Last Friday, former Deputy General Secretary of the NUPW Derek Alleyne, said he was concerned that the apparent internal struggles of the individual unions in Barbados are hindering these organisations from their mandate of protecting workers’ rights.
Alleyne, who was speaking during the Astor B Watts lunchtime lecture as part of a two-man panel, which also included former ambassador to CARICOM, Robert ‘Bobby’ Morris, charged that there was now a lack of confidence in the trade union movement and the current leadership.
In his remarks, he contended that while heralded trade union leaders like Sir Frank Walcott “stood tall for labour despite being a member of a political party,” the same type of dedication to workers’ rights cannot be attributed to the current crop of union leaders.
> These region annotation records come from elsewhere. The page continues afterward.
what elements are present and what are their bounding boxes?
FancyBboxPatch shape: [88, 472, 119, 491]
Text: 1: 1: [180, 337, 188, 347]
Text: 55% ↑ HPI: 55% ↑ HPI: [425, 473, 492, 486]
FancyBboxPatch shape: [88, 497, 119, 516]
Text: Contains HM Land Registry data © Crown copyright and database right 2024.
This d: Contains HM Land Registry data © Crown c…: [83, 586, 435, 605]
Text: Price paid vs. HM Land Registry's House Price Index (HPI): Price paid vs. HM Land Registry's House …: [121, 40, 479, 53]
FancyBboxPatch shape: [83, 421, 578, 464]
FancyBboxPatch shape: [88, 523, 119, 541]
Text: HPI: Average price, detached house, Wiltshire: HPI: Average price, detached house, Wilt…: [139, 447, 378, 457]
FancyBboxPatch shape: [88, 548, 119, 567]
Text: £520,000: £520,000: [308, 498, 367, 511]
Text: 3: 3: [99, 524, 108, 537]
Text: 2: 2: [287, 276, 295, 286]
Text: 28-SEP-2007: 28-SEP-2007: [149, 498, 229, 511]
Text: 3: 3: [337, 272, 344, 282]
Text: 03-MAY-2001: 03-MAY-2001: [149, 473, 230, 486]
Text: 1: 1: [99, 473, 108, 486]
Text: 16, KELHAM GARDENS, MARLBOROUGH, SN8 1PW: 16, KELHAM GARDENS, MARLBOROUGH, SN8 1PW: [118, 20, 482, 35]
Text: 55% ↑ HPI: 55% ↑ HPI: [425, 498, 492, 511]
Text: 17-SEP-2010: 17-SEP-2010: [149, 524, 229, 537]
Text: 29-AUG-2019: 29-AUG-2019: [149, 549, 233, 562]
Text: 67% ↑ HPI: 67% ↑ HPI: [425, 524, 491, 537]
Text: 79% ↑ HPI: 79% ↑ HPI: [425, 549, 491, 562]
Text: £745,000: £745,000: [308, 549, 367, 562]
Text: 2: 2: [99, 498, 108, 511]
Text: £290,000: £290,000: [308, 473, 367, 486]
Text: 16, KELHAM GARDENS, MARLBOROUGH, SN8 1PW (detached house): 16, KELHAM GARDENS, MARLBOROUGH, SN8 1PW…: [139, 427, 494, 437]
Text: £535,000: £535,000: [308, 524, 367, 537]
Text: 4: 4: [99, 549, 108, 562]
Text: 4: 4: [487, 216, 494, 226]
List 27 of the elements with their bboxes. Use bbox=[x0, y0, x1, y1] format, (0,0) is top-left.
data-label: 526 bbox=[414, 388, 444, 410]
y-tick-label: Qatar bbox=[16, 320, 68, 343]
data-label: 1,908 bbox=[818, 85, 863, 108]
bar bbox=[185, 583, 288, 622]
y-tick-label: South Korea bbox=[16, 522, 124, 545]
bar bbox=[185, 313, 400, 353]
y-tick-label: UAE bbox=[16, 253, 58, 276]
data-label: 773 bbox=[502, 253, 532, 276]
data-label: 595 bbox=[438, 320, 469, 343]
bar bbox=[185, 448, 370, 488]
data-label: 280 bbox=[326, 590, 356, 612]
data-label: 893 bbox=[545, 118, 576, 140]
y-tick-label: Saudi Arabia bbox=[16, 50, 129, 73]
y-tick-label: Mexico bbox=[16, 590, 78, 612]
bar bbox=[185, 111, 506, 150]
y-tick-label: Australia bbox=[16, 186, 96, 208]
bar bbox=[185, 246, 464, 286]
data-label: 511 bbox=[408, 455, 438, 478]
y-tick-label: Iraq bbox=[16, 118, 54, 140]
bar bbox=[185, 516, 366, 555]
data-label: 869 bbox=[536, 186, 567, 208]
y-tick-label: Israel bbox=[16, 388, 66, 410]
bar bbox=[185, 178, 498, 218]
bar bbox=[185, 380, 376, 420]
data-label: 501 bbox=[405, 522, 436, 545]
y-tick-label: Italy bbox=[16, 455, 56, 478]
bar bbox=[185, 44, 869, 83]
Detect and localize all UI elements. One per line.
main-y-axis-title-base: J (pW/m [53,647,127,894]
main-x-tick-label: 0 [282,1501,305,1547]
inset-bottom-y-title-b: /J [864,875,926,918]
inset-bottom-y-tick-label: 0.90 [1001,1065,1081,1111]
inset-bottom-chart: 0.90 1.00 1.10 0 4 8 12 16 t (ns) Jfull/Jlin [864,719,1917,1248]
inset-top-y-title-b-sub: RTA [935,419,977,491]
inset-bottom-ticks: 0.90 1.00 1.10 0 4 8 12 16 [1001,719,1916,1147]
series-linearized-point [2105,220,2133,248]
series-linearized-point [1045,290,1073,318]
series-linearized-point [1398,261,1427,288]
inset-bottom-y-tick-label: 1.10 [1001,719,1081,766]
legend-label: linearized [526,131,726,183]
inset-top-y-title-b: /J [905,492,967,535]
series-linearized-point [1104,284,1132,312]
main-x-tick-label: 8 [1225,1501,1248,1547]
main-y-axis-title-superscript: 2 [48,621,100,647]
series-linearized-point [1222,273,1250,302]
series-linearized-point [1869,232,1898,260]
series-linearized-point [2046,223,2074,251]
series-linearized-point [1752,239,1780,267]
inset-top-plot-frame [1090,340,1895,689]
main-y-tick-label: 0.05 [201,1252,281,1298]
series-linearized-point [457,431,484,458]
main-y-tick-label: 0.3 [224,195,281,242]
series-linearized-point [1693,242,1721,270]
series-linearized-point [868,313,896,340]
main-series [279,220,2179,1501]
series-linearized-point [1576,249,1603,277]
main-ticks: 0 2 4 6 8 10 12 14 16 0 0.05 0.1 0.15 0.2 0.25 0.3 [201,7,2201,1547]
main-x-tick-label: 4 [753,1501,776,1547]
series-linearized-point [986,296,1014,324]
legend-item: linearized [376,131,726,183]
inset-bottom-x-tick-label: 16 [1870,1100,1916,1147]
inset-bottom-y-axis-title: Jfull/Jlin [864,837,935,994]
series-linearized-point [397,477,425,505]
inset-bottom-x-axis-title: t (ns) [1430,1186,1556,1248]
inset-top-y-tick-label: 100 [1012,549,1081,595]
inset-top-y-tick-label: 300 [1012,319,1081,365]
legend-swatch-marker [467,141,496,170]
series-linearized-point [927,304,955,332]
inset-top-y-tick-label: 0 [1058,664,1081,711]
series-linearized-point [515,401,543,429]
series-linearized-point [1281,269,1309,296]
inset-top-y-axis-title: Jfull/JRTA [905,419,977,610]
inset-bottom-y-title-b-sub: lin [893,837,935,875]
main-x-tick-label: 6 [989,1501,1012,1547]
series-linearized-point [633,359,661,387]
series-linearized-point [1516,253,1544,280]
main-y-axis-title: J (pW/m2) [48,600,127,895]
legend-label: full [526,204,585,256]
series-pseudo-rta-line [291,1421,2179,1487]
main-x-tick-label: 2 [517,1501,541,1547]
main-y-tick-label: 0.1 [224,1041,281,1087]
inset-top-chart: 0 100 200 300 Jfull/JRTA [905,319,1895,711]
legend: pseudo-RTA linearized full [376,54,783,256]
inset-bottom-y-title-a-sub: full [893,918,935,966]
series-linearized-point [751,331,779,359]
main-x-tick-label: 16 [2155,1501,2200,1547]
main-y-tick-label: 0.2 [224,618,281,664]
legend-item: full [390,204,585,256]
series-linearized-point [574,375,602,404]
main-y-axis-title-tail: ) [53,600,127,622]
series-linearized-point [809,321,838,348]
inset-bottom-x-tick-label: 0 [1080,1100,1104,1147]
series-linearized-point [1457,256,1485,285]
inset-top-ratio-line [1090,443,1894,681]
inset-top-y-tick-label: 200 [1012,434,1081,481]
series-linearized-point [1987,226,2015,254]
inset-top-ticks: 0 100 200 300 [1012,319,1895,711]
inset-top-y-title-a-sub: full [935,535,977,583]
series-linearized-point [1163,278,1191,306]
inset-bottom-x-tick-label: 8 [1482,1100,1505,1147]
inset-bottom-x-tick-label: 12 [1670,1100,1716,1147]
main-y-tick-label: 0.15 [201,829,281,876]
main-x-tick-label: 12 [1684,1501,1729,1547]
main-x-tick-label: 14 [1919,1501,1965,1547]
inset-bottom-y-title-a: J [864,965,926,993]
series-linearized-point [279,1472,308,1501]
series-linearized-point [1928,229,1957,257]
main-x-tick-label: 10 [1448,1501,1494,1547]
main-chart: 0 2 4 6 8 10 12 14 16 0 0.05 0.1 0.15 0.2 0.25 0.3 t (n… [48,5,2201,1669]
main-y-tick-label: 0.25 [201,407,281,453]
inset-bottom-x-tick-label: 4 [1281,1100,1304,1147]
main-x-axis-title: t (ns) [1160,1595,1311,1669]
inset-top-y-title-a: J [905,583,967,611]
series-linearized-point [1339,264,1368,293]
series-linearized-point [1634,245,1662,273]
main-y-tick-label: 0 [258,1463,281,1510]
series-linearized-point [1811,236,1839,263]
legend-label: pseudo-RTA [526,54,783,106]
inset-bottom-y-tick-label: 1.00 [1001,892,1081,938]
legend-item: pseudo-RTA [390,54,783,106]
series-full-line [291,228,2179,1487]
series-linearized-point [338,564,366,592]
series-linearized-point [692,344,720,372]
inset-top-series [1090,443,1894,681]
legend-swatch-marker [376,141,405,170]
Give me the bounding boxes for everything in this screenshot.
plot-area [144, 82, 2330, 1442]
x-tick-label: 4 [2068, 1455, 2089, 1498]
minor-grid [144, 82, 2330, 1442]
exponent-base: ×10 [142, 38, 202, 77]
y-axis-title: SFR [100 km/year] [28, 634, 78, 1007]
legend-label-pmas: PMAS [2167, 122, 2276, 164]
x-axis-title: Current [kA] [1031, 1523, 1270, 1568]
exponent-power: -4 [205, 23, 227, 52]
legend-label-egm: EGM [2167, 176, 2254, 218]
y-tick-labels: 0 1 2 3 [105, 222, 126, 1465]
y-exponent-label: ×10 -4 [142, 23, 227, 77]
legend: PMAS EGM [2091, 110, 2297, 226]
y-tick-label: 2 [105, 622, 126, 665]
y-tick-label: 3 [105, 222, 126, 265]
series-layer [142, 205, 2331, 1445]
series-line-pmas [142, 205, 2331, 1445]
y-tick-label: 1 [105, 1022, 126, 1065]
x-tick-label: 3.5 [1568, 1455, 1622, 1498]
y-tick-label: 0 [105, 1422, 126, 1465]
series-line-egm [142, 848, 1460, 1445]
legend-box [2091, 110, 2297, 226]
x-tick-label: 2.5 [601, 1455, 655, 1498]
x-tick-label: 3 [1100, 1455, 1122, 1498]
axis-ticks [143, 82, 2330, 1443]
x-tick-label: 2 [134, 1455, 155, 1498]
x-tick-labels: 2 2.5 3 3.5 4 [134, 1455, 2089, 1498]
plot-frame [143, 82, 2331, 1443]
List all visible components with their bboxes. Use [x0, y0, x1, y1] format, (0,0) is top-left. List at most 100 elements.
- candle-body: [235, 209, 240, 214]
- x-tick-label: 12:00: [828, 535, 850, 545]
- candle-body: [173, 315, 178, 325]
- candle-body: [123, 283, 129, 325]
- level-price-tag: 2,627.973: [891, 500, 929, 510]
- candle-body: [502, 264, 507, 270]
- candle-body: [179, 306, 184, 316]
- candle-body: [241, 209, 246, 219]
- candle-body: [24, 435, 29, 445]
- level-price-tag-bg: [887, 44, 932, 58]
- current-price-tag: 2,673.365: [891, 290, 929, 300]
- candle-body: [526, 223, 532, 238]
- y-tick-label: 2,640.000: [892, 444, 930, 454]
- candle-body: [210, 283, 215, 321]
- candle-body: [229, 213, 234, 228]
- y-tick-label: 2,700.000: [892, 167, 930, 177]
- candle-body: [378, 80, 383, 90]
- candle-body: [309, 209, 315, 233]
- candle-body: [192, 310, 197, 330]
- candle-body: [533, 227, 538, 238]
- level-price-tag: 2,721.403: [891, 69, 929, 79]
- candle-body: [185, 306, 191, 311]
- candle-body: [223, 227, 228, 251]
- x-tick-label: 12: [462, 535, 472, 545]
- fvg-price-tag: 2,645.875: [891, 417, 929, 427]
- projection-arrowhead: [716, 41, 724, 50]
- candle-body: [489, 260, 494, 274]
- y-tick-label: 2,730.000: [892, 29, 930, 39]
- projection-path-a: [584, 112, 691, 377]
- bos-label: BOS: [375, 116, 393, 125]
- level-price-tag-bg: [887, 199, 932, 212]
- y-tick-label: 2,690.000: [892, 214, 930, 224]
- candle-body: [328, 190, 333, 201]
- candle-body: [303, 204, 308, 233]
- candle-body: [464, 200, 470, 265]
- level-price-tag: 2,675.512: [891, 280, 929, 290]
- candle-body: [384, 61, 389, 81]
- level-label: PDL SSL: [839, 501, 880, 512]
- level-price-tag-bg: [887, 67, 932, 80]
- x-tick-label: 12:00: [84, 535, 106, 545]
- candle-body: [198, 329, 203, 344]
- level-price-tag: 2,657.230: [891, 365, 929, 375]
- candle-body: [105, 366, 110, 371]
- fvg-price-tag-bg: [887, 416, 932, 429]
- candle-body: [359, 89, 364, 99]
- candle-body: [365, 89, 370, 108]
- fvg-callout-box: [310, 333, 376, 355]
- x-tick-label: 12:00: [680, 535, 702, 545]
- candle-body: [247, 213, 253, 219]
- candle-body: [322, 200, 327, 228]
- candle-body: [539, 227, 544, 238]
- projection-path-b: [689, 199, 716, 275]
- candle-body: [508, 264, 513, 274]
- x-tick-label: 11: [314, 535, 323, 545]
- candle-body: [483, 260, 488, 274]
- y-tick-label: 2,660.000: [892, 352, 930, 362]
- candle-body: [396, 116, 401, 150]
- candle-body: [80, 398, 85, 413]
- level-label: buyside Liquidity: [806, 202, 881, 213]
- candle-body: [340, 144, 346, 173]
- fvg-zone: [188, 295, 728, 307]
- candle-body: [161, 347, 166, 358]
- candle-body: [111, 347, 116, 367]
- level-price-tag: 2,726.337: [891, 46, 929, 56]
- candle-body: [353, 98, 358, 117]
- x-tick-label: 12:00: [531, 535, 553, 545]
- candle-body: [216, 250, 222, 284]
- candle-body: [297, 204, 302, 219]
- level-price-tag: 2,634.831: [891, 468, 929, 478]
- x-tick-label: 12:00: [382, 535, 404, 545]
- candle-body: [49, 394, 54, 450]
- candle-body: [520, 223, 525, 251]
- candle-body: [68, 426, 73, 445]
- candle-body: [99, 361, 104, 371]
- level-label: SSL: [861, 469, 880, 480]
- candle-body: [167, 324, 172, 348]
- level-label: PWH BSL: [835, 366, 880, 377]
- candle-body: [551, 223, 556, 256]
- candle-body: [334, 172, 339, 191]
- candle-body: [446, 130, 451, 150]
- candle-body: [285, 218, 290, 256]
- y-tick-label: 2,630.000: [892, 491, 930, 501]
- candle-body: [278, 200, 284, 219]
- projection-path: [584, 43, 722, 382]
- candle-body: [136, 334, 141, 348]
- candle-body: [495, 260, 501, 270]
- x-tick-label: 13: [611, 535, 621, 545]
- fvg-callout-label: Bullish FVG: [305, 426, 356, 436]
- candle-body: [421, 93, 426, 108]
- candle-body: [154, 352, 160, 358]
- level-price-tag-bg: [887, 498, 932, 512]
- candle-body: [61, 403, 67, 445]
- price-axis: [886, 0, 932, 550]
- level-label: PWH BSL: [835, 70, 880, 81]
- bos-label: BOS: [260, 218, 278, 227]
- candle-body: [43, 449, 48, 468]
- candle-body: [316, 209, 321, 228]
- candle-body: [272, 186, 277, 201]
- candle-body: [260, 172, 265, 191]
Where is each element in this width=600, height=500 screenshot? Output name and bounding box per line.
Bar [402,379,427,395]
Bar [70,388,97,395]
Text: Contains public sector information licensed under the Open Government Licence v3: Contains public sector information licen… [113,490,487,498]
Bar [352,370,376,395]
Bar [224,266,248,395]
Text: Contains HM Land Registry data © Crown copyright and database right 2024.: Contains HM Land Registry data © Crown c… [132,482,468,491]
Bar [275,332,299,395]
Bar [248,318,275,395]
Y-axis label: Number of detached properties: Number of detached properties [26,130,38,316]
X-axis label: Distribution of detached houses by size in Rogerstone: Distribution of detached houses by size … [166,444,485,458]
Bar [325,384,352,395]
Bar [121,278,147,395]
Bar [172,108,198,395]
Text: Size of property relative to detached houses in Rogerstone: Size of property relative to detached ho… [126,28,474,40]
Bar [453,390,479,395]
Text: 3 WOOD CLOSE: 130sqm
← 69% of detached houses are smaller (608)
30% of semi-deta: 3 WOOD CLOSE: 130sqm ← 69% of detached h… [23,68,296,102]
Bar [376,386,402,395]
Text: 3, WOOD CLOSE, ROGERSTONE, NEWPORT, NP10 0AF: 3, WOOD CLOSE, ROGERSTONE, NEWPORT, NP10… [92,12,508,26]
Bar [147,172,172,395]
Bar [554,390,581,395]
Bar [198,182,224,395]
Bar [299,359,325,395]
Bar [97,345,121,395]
He argued the unions were losing the trust of their members, hence why enrollment numbers were on the decline.
However, McDowall argued when Alleyne was second in command at the NUPW, according to the ILO stats, membership numbers were on the decrease as well, making the point that enrollment numbers were not an adequate yardstick for measuring confidence in union leadership.
“So, if we take this argument to its logical conclusion the membership of the NUPW decreased even when Derrick Alleyne was Deputy General Secretary at the union. The unions in Barbados have not escaped this worldwide phenomenon,” he explained.
Last month Barbados TODAY reported that the ongoing acrimony within the ranks of the NUPW may be taking its toll on membership with a dramatic falloff in numbers by more than 30 per cent in the last two years, according to a source.
The source revealed, “The problem was especially acute when all the infighting between the president and the General Secretary, Roslyn Smith, got into the public domain. The question marks over the use of the union’s credit cards, which also became public last year, did not help.”
In the latest public spat, five days after the union which she served for 47 years officially announced her retirement, 65-year-old Smith is now alleging unfair dismissal and is claiming close to half of a million dollars in compensation.
In his written response, McDowall made it clear that this was no indictment on his stewardship and pointed to the fact that he was re-elected earlier this year, despite these concerns playing out in the public domain.
“Over the last four years, the membership at the NUPW has fluctuated with increases and decreases. At present, we are fluctuating between 8000 and 9000 members. Additionally, if the membership was disgruntled they would have come out in droves to ensure that my re-election campaign was unsuccessful. Clearly this did not happen,” he said.
He added, “It has been four months since the election results. Alleyne’s efforts as a seasoned trade unionist would be best spent on defending the rights of workers and not on making baseless criticisms of the governance of NUPW and the other unions. There is no evidence to suggest that there has been a greater than usual fall-off in membership because of any alleged infighting.”